As I walk through the b-ball graveyard of the litany of potential NBA superstars (Grant Hill, Danny Manning, Brandon Roy, Bobby Hurley, Ron Harper, Bernard King, Sean Elliot, Sam Bowie, etc.) that succumbed to injury before fulfilling their athletic destinies, it strikes me that they all must have had that moment of truth when they knew it was a wrap. If their career wasnt over, then their VIP standing as a head-honcho on the hardwood certainly was. Trigger lived that. I used to feel bad for him too, but continously seeing unexpected injuries occur to angelic basketball souls can put things into perspective. You realize that such ultimate highs are unattainable to most with a passion towards elite achievement in the first place. And the lows are bottomless, devastating and debilitating pits that most players have to crawl out of by themselves.

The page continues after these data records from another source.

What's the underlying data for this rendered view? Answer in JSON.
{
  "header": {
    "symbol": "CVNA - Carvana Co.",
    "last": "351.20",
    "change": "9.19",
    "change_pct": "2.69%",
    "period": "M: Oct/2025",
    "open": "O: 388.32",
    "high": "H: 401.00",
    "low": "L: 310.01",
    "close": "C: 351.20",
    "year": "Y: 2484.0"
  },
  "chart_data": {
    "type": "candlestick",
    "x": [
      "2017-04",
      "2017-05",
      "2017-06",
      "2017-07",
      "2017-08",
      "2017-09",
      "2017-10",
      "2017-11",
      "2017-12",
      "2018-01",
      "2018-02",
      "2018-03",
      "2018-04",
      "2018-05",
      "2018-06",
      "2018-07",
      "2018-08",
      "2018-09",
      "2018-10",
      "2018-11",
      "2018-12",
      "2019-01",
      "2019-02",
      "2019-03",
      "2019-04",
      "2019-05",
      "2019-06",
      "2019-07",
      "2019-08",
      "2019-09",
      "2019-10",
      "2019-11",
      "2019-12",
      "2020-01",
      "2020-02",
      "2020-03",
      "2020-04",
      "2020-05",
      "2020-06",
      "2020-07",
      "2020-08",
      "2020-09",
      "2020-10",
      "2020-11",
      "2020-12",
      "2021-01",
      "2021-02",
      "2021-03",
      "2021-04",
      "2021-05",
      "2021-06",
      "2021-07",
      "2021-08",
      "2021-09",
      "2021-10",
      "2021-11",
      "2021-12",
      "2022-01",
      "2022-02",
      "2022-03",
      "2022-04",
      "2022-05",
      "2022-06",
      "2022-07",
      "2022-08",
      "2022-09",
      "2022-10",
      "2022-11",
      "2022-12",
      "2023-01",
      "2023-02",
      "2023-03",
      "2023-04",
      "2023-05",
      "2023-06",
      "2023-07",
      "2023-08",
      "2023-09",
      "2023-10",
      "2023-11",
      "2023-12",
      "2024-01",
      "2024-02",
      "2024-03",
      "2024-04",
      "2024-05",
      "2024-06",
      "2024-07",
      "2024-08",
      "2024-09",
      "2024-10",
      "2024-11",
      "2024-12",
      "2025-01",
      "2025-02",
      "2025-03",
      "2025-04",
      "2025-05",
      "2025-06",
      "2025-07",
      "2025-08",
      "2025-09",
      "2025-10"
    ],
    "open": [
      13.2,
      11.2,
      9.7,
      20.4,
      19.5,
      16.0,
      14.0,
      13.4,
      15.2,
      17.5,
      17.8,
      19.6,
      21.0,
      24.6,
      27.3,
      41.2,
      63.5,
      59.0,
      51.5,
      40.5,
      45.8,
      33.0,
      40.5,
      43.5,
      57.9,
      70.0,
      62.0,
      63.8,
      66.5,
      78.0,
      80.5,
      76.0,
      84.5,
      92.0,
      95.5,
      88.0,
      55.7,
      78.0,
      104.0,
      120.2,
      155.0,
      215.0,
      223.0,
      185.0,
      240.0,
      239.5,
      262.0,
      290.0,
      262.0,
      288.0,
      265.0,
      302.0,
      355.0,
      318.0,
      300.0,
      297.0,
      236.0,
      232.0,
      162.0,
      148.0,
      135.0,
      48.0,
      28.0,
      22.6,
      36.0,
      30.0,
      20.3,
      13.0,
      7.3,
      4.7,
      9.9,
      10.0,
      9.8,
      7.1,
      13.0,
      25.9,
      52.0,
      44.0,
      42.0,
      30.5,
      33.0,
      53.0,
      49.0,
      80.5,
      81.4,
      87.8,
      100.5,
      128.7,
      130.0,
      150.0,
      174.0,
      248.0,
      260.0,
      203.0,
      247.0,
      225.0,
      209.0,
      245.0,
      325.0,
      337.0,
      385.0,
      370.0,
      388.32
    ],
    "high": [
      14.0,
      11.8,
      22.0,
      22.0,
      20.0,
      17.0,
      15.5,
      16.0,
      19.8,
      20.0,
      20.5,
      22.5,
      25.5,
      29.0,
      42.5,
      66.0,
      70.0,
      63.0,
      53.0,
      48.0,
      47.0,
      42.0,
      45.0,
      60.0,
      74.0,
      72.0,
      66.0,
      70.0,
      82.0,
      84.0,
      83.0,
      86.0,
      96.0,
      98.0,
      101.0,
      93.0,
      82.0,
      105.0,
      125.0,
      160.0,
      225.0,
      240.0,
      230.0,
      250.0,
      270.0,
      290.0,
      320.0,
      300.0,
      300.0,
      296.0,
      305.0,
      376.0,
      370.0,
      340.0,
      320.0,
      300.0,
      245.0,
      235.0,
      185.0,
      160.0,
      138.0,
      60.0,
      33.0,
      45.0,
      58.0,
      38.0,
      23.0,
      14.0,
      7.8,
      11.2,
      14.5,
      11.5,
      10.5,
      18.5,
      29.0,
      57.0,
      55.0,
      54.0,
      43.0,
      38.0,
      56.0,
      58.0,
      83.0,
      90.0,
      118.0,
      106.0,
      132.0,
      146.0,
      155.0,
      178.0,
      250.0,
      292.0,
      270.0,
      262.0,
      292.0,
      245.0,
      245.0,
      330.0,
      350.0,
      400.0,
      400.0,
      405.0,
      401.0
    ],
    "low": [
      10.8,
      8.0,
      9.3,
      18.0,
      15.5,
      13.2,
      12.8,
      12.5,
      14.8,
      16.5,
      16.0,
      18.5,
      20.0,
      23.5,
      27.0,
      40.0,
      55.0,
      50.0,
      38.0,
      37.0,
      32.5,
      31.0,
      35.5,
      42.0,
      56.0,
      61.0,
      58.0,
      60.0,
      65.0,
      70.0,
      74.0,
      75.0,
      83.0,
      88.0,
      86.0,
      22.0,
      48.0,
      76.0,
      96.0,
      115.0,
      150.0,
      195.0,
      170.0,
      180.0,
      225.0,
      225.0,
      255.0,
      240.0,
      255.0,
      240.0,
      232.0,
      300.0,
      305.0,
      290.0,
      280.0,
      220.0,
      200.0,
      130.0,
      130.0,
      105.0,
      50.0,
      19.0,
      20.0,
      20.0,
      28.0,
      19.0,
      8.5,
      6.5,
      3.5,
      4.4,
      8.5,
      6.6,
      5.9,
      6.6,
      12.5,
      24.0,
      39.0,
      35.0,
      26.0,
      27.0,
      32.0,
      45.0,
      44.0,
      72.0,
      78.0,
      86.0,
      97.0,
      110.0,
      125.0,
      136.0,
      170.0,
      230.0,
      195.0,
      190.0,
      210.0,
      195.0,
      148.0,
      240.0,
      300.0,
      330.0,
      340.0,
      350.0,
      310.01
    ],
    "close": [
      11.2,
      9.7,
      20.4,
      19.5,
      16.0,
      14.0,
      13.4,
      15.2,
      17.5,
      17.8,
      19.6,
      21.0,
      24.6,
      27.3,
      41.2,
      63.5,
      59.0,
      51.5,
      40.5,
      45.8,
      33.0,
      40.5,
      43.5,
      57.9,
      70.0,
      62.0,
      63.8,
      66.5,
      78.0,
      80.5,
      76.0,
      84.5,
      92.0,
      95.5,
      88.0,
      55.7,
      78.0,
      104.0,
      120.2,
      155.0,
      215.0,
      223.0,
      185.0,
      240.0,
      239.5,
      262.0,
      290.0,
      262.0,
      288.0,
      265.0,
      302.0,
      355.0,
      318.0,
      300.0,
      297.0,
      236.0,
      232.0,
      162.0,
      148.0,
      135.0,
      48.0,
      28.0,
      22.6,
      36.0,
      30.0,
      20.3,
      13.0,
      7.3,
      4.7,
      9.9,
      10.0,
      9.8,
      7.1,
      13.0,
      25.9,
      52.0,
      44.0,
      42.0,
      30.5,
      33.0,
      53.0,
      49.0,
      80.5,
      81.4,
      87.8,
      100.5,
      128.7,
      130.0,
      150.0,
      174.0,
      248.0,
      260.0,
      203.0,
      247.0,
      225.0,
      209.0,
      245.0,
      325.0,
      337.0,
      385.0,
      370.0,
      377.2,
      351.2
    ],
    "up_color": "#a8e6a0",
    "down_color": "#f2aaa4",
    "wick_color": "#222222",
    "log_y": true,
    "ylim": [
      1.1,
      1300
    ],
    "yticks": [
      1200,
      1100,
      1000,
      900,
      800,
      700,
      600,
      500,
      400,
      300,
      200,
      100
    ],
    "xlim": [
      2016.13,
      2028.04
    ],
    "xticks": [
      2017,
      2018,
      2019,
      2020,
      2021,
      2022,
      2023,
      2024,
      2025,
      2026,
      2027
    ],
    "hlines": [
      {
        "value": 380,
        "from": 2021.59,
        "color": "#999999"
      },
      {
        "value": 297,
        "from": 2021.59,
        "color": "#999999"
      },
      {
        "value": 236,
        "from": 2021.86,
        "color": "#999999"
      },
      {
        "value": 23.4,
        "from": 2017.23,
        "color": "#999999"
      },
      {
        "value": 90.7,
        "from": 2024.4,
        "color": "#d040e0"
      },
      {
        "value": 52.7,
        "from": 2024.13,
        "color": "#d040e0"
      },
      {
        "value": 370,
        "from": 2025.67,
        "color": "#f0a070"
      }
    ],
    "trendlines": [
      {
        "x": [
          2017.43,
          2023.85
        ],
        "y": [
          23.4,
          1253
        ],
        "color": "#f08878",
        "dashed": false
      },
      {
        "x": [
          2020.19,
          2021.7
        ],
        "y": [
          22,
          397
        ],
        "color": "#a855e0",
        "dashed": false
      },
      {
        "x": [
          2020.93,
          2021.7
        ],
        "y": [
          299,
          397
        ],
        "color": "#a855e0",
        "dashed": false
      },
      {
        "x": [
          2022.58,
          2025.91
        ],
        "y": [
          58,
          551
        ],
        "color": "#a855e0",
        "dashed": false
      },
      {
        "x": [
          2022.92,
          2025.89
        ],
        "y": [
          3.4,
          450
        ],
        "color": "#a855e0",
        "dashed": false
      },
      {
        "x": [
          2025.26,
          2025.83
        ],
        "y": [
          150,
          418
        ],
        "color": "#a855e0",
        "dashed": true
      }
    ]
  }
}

Maybe Rose already knew that he had pushed his athletic career to the limits when he made those remarks about preserving his body for the future and playing fewer minutes back in November of 2014. He was speaking as if the sands of the hour glass were short and the road to retirement was around the corner. It rubbed some cats the wrong way because a 26-year-old rocket-launcher and hoops wizard cant be talking in such defeatist tones. Others were more protective of their mighty mouse point guard and insisted he just needed time to heal.

Maybe he was preparing us for an outcome that we as fans werent ready to accept, but Rose already had.

“I know a lot of people get mad when they see me sit out or whatever, but I think a lot of people don’t understand that when I sit out it’s not because of this year,” Rose said. “I’m thinking about long term. I’m thinking about after I’m done with basketball having graduations to go to, having meetings to go to.

“I don’t want to be in my meetings all sore or be at my son’s graduation all sore just because of something I did in the past. (I’m) just learning and being smart.”

Basketball heads went crazy and attacked his character as media outlets questioned his heart and his dedication to the game. Some folks said the money had made him soft. I just think that mentally Rose checked out after that second injury. In contemplating Roses next move, Brousard also alluded to the guard’s psycological battle on ESPN’s telecast. 

(It’s tough) mentally, to go through this again when youve been doing this (rehabbing) for the past three years and then even, when you get back its going to be in your mind that it might happen again I hope that we have not seen the best of D Rose already, but its starting to look like thats the case.

This latest torn meniscus is the same injury he sustained in Nov. 23, 2013, against the Portland Trail Blazers. Prior to that injury Rose tore the anterior cruciate ligament in his left knee in Game 1 of the 2012 playoffs against Philadelphia, which forced the 2011 NBA MVP to miss the entire next season. Rose was scratched for one game last month for soreness in his left knee and missed four games in November with a hamstring injury.

For all my dawgs locked down behind the steel gates that dont get to watch much TV, I hope you get that release date soon. You cant blink in sports. Trey blinked and his life changed in a split second. You definitely might miss something. In this case, it would be the grander-than-grand, flash-in-the-pan career of Derrick Rose.